E-commerce Link: Highly Responsive
As mobile devices become more common and screen sizes continue to change, people's online habits are shifting, as well. People are no longer just accessing the Web while on the go as smartphones and tablets are becoming a primary way to connect to the Internet, even at home. Responsive sites are becoming more common because they allow users to view the same websites on their desktops at work, their phones on the commute home and a tablet from their couches in the living room. Some of the companies that have already developed responsive sites include Starbucks, Microsoft and Disney.

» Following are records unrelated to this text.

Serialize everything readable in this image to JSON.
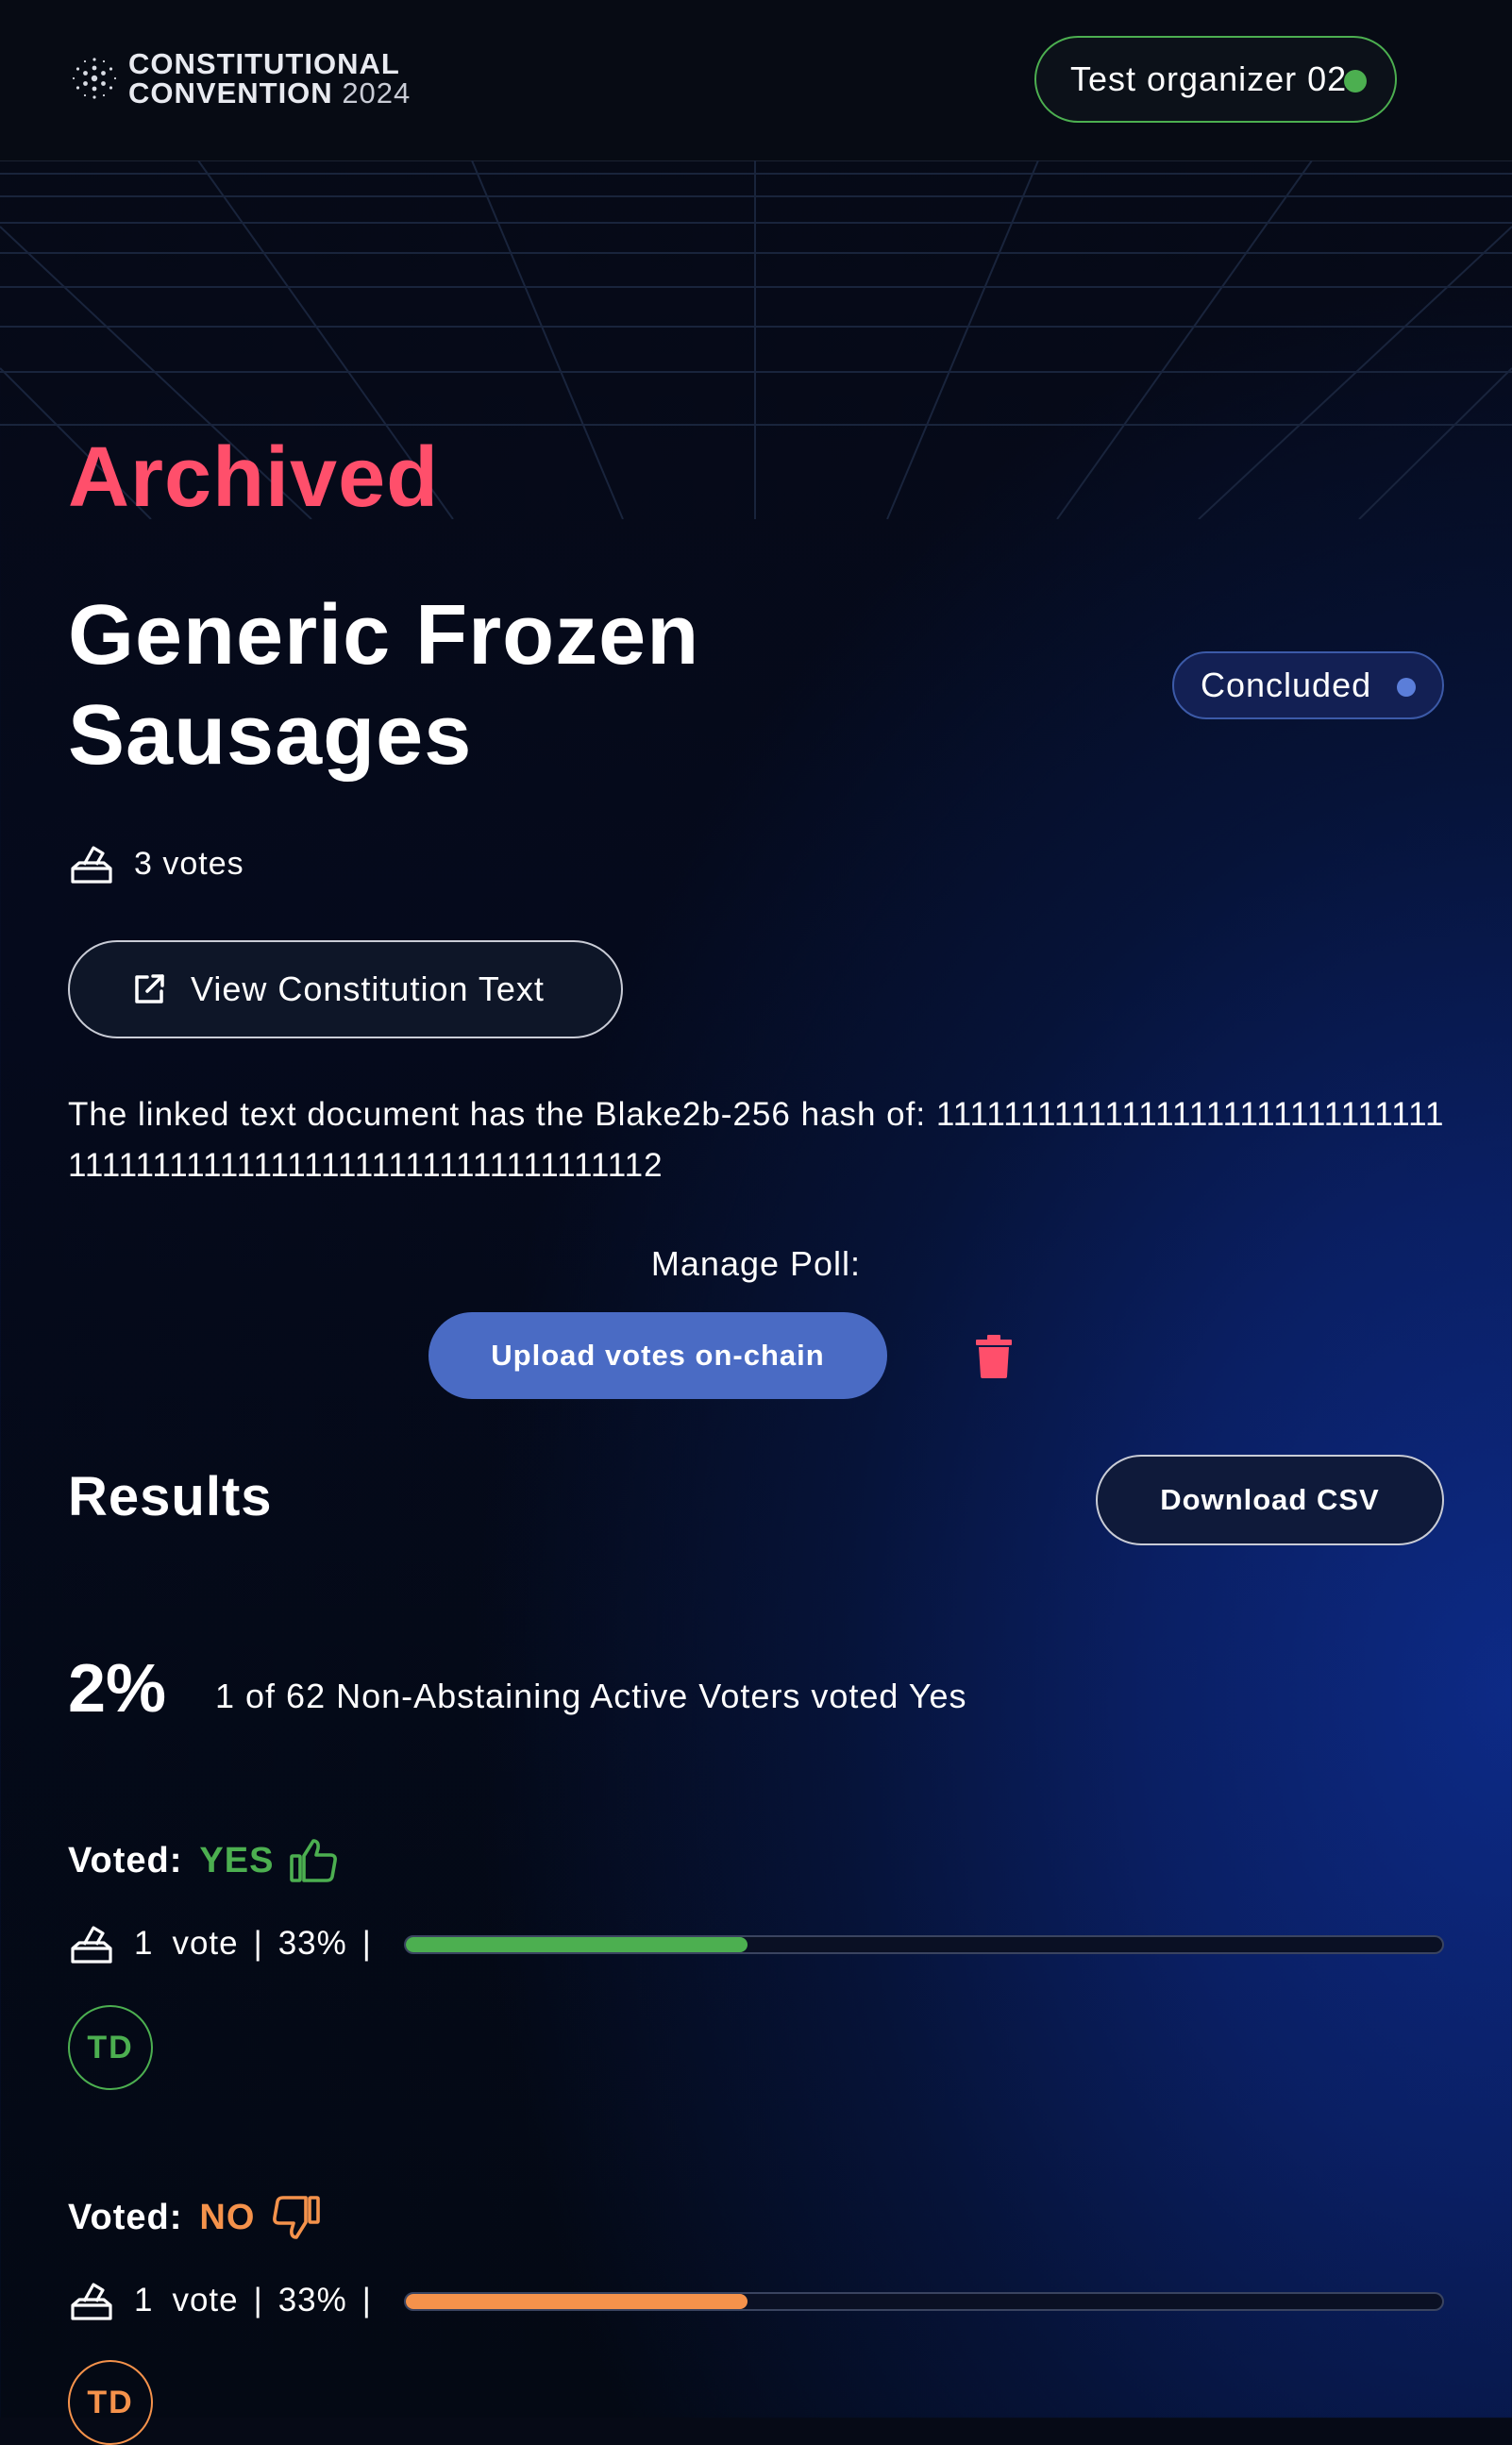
{
  "header": {
    "logo_line1": "CONSTITUTIONAL",
    "logo_line2": "CONVENTION",
    "logo_year": "2024",
    "user_name": "Test organizer 02",
    "user_status_color": "#4caf50"
  },
  "poll": {
    "archived_label": "Archived",
    "title": "Generic Frozen Sausages",
    "status": "Concluded",
    "votes_count": "3 votes",
    "view_button": "View Constitution Text",
    "hash_text": "The linked text document has the Blake2b-256 hash of: 11111111111111111111111111111111111111111111111111111111111111112"
  },
  "manage": {
    "label": "Manage Poll:",
    "upload_button": "Upload votes on-chain",
    "delete_icon": "trash-icon"
  },
  "results": {
    "title": "Results",
    "download_button": "Download CSV",
    "percent": "2%",
    "summary": "1 of 62 Non-Abstaining Active Voters voted Yes",
    "groups": [
      {
        "label": "Voted:",
        "value": "YES",
        "color": "#4caf50",
        "icon": "thumbs-up-icon",
        "count": "1",
        "unit": "vote",
        "percent": "33%",
        "fraction": 0.33,
        "initials": "TD"
      },
      {
        "label": "Voted:",
        "value": "NO",
        "color": "#f5924b",
        "icon": "thumbs-down-icon",
        "count": "1",
        "unit": "vote",
        "percent": "33%",
        "fraction": 0.33,
        "initials": "TD"
      }
    ]
  },
  "colors": {
    "archived": "#ff4f6b",
    "accent": "#4a6bc4",
    "status_dot": "#5b7ed9"
  }
}
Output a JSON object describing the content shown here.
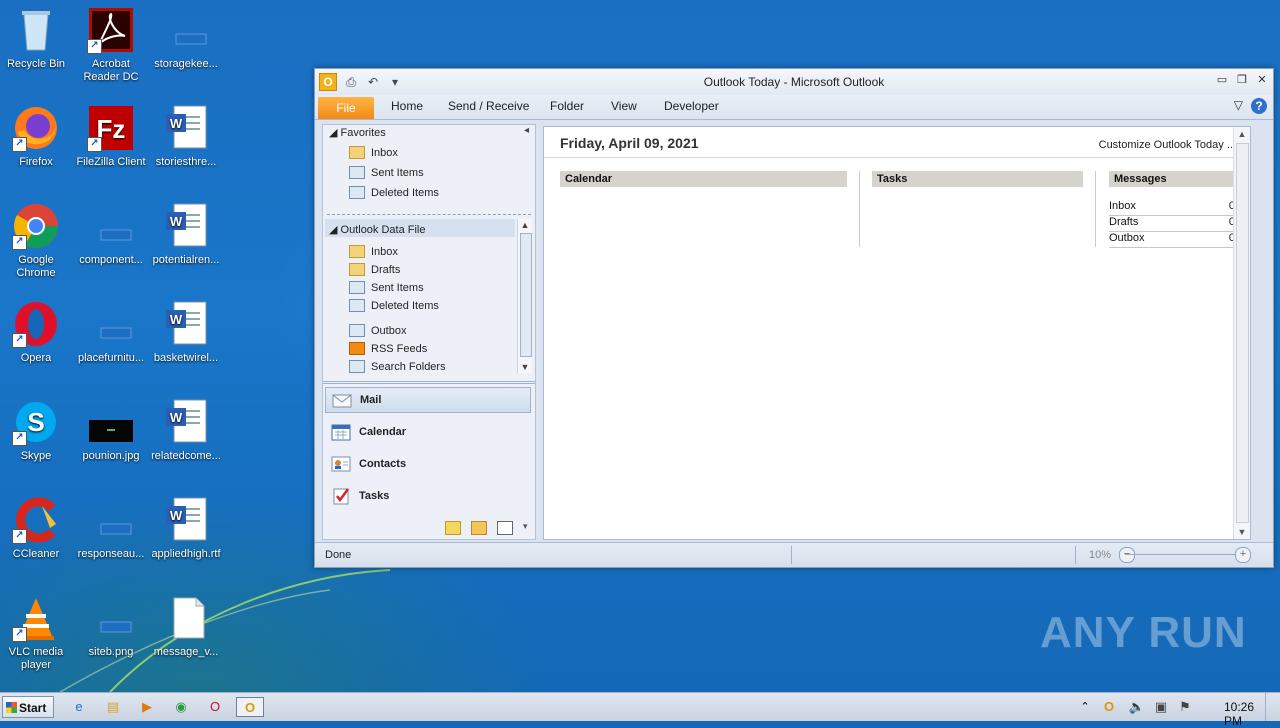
{
  "desktop": {
    "icons": [
      {
        "label": "Recycle Bin"
      },
      {
        "label": "Acrobat Reader DC"
      },
      {
        "label": "storagekee..."
      },
      {
        "label": "Firefox"
      },
      {
        "label": "FileZilla Client"
      },
      {
        "label": "storiesthre..."
      },
      {
        "label": "Google Chrome"
      },
      {
        "label": "component..."
      },
      {
        "label": "potentialren..."
      },
      {
        "label": "Opera"
      },
      {
        "label": "placefurnitu..."
      },
      {
        "label": "basketwirel..."
      },
      {
        "label": "Skype"
      },
      {
        "label": "pounion.jpg"
      },
      {
        "label": "relatedcome..."
      },
      {
        "label": "CCleaner"
      },
      {
        "label": "responseau..."
      },
      {
        "label": "appliedhigh.rtf"
      },
      {
        "label": "VLC media player"
      },
      {
        "label": "siteb.png"
      },
      {
        "label": "message_v..."
      }
    ],
    "watermark": "ANY RUN"
  },
  "window": {
    "title": "Outlook Today  -  Microsoft Outlook",
    "ribbon_tabs": [
      "File",
      "Home",
      "Send / Receive",
      "Folder",
      "View",
      "Developer"
    ],
    "help": "?"
  },
  "nav": {
    "favorites_label": "Favorites",
    "favorites": [
      "Inbox",
      "Sent Items",
      "Deleted Items"
    ],
    "datafile_label": "Outlook Data File",
    "datafile_items": [
      "Inbox",
      "Drafts",
      "Sent Items",
      "Deleted Items",
      "Outbox",
      "RSS Feeds",
      "Search Folders"
    ],
    "modules": [
      "Mail",
      "Calendar",
      "Contacts",
      "Tasks"
    ]
  },
  "content": {
    "date": "Friday, April 09, 2021",
    "customize": "Customize Outlook Today ...",
    "calendar_header": "Calendar",
    "tasks_header": "Tasks",
    "messages_header": "Messages",
    "messages": [
      {
        "name": "Inbox",
        "count": "0"
      },
      {
        "name": "Drafts",
        "count": "0"
      },
      {
        "name": "Outbox",
        "count": "0"
      }
    ]
  },
  "status": {
    "text": "Done",
    "zoom": "10%"
  },
  "taskbar": {
    "start": "Start",
    "clock": "10:26 PM"
  }
}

Advantages of having a single website that works across all devices include increased SEO value and simpler site maintenance. While there are a lot of benefits to a responsive site, there are some things to consider before making the move to RWD.
Responsive Website Costs
The cost of building a responsive site can vary, and budget is top-of-mind for many companies considering RWD. While a responsive site is going to require a larger initial investment, it is important to think about what you are getting in return. You no longer have to create multiple sites to account for every device, or worry how your site will work when a new one comes out.
When to Create a Responsive Website
In a nutshell: You should create a responsive website if building an entirely new site or doing a major redesign.
A key factor in a responsive site is that a user's experience on a small screen should be as elegant as it is on a large one. Because a site's navigation and content are an important factor in the user's experience, they must work well across all devices.
When building a brand new site, the navigation and content don't exist yet and can therefore be tailored to a responsive design. However, converting an existing site, designed specifically for a desktop, probably means the navigation and content are not optimized for a mobile device and likely need to be reworked. This means recreating the information architecture and redeveloping the content strategy—an enormous effort, depending on the size of your site.